I was recently reading up on the Mahalanobis Distance, and understood how it generalizes distance measures for multivariate data such as the Euclidean Distance. However, what got me wondering was how does one derive the formula constructively? I understand how this general form applies in particular cases, but is there a way to construct this general formula from 'first principles'?

Particularly, could someone explain what is the significance of the inverted covariance matrix? (especially in the non-trivial case when it is not a diagonal matrix)

More than "derive", I would talk about "why". For some explanations have a look at my answers here and here.
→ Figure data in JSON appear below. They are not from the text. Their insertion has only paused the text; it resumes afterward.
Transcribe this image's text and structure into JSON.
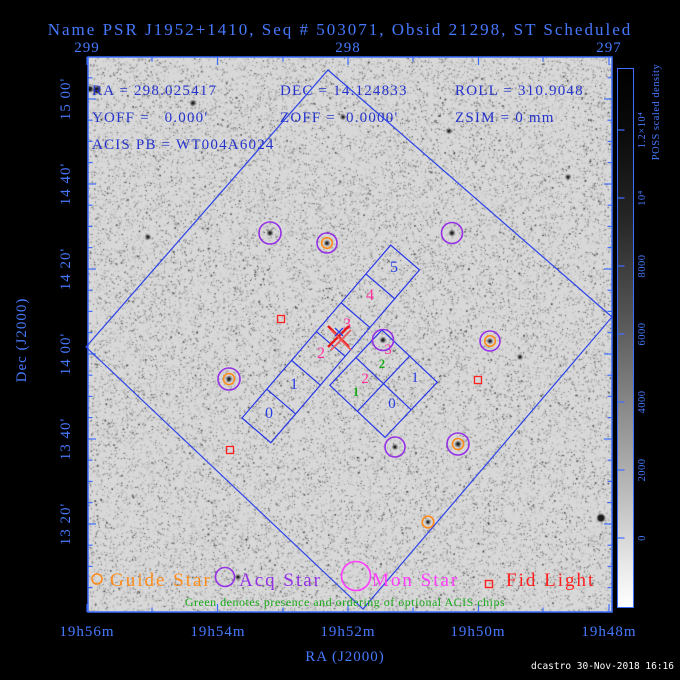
{
  "title": "Name PSR J1952+1410, Seq # 503071, Obsid 21298, ST Scheduled",
  "info": {
    "ra": "RA = 298.025417",
    "dec": "DEC = 14.124833",
    "roll": "ROLL = 310.9048",
    "yoff": "YOFF =   0.000'",
    "zoff": "ZOFF =  0.0000'",
    "zsim": "ZSIM = 0 mm",
    "acis_pb": "ACIS PB = WT004A6024"
  },
  "axes": {
    "x_label": "RA (J2000)",
    "y_label": "Dec (J2000)",
    "top_tick_labels": [
      "299",
      "298",
      "297"
    ],
    "bottom_tick_labels": [
      "19h56m",
      "19h54m",
      "19h52m",
      "19h50m",
      "19h48m"
    ],
    "left_tick_labels": [
      "15 00'",
      "14 40'",
      "14 20'",
      "14 00'",
      "13 40'",
      "13 20'"
    ]
  },
  "colorbar": {
    "title": "POSS scaled density",
    "tick_labels": [
      "1.2×10⁴",
      "10⁴",
      "8000",
      "6000",
      "4000",
      "2000",
      "0"
    ]
  },
  "detector": {
    "acis_s_labels": [
      "0",
      "1",
      "2",
      "3",
      "4",
      "5"
    ],
    "acis_s_colors": [
      "#2840e0",
      "#2840e0",
      "#ff2f9e",
      "#ff2f9e",
      "#ff2f9e",
      "#2840e0"
    ],
    "acis_i_labels": [
      "0",
      "1",
      "2",
      "3"
    ],
    "acis_i_colors": [
      "#2840e0",
      "#2840e0",
      "#ff2f9e",
      "#ff2f9e"
    ],
    "optional_chip_order": [
      "1",
      "2"
    ]
  },
  "legend": {
    "items": [
      {
        "label": "Guide Star",
        "color": "#ff8c1a"
      },
      {
        "label": "Acq Star",
        "color": "#9530e6"
      },
      {
        "label": "Mon Star",
        "color": "#ff3cff"
      },
      {
        "label": "Fid Light",
        "color": "#ff2020"
      }
    ]
  },
  "footnote": "Green denotes presence and ordering of optional ACIS chips",
  "credit": "dcastro 30-Nov-2018 16:16",
  "colors": {
    "outer_text": "#4679ff",
    "info_text": "#2533cc",
    "frame": "#3d6fff",
    "fov_outline": "#2d44e8",
    "chip_outline": "#2636e6",
    "green": "#18a818",
    "target_red": "#e81818",
    "target_blue": "#2d44e8",
    "guide_orange": "#ff8c1a",
    "acq_purple": "#9530e6",
    "mon_magenta": "#ff3cff",
    "fid_red": "#ff2020",
    "sky": "#d8d8d8",
    "background": "#000000"
  },
  "chart_data": {
    "type": "scatter",
    "title": "Name PSR J1952+1410, Seq # 503071, Obsid 21298, ST Scheduled",
    "xlabel": "RA (J2000)",
    "ylabel": "Dec (J2000)",
    "x_range_deg": [
      299.0,
      297.0
    ],
    "x_range_hms": [
      "19h56m",
      "19h48m"
    ],
    "y_range_dms": [
      "13 00'",
      "15 10'"
    ],
    "grid": false,
    "background": "POSS digitized sky survey grayscale image",
    "target": {
      "name": "PSR J1952+1410",
      "ra_deg": 298.025417,
      "dec_deg": 14.124833,
      "roll_deg": 310.9048
    },
    "series": [
      {
        "name": "Guide Star",
        "marker": "orange-circle",
        "points_radec": [
          [
            298.09,
            14.44
          ],
          [
            297.47,
            14.05
          ],
          [
            298.46,
            13.9
          ],
          [
            297.6,
            13.64
          ],
          [
            297.69,
            13.34
          ]
        ]
      },
      {
        "name": "Acq Star",
        "marker": "purple-circle",
        "points_radec": [
          [
            298.3,
            14.47
          ],
          [
            297.62,
            14.48
          ],
          [
            297.87,
            14.06
          ],
          [
            297.82,
            13.63
          ]
        ]
      },
      {
        "name": "Mon Star",
        "marker": "magenta-circle",
        "points_radec": []
      },
      {
        "name": "Fid Light",
        "marker": "red-square",
        "points_radec": [
          [
            298.26,
            14.13
          ],
          [
            297.5,
            13.9
          ],
          [
            298.45,
            13.62
          ]
        ]
      }
    ],
    "overlays": [
      "ACIS-S 6-chip linear array outline (chips 0-5, chips 2-4 highlighted)",
      "ACIS-I 2x2 array outline (chips 0-3, chips 2-3 optional with green ordering 1,2)",
      "Square field-of-view outline rotated to roll 310.9048 deg",
      "Red X target marker at aimpoint"
    ]
  }
}
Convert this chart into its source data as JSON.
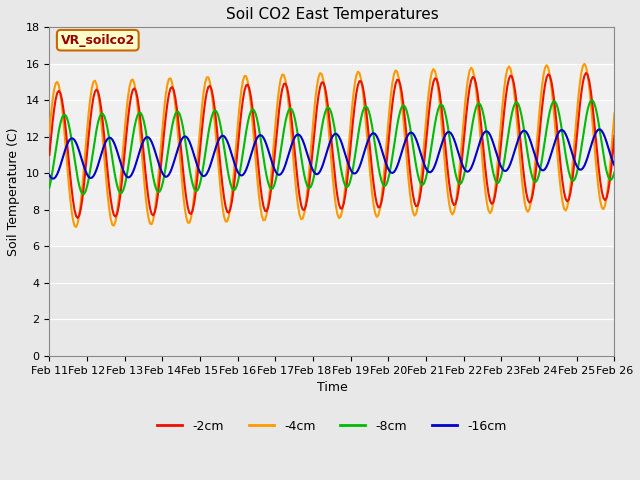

For a direct application consider for example the $p$-multivariate normal distribution

$$f(x|\theta, \Sigma)=\frac{1}{(2\pi)^\frac{p}{2}|\Sigma|^\frac{p}{2}} \exp\left( -\frac{1}{2}\langle (x-\theta),\Sigma^{-1}(x-\theta)\rangle \right);$$

the exponent is (up to a factor $-\frac{1}{2}$) the square Mahalanobis distance of $x$ from the mean $\theta$. This is an example of kernel (gaussian); it is widely used in density estimation. In the bivariate case, the level curves / density contours

$$\langle (x-\theta),\Sigma^{-1}(x-\theta)\rangle = K $$

are ellipses, with the usual statistical / mathematical interpretation.

In more mathematical terms, the squared Mahalanobis distance is an example of Bregman divergence generated by the convex function $F(x)=\frac{1}{2}\langle x,\Sigma^{-1}x\rangle$. In the regression context, it is also related to leverage; I refer to specialized texts for more details.